Climate justice advocates and representatives of Indigenous peoples at COP26 want all that to end. Instead, they see rich countries promising only to reach net zero 30 years from now, while the mining and drilling keep going on.
“It's a step in the right direction,” Bineshi Albert, executive director of the Climate Justice Alliance, told Yahoo News in response to Wednesday’s climate finance announcement. “But here's the challenge: It's still based on net zero. Those same banks are still financing oil and gas investment. What we're asking for is divestment from fossil fuels.”
“The U.S. wants to give the impression of climate leadership when, in fact, what it's doing is advancing U.S. oil and gas interests,” Adow said. For instance, he said, President Biden is touting his commitment to reducing emissions of methane, a potent greenhouse gas, by 30 percent by 2030. Achieving that is only a matter of requiring oil and gas producers to clamp down on methane leaking from wells and pipelines, rather than actually phasing out fossil fuels.
To be fair to Biden, the oil and gas industry would be surprised to hear he is advancing their interests. They opposed his plan to charge a fee for methane leaks. Their lobbying against it helped to get it stripped from his Build Back Better package, and the rule limiting leakage is the most he can do through issuing new regulations.

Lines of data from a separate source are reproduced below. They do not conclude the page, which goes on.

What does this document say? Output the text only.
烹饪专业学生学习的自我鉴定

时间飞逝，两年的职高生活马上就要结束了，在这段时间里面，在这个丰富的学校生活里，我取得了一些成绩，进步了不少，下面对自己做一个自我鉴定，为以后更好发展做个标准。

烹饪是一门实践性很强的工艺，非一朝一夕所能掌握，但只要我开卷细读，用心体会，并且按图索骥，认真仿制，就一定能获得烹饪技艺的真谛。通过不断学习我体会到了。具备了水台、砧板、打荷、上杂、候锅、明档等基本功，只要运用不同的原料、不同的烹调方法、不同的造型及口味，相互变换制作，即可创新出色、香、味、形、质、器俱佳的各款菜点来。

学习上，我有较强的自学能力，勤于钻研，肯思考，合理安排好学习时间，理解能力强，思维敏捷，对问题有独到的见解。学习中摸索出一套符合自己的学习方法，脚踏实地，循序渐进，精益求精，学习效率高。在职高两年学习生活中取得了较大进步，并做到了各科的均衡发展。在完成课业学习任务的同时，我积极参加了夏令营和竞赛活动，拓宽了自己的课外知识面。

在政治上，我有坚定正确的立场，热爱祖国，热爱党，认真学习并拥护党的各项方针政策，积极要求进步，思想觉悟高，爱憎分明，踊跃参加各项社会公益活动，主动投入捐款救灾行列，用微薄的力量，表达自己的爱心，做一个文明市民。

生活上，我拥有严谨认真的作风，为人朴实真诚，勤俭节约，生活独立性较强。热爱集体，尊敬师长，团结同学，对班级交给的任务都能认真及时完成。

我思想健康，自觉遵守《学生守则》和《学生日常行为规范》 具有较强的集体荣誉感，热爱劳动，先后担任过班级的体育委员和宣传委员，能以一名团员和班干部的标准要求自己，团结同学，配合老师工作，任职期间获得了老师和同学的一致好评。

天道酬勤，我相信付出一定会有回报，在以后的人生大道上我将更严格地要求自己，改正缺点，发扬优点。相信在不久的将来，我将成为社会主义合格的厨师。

Of course, getting rid of oil and gas requires political will that the U.S. clearly lacks. Biden couldn’t muster the votes in the Senate merely to induce utilities to ditch fossil fuels with financial carrots and sticks, and he’s under pressure politically over rising gasoline prices. But from the vantage point of someone on the frontlines of the climate crisis in a country with one-40th the average income of America, that isn’t a good reason for their country to sign onto an agreement that doesn’t seem fair to them.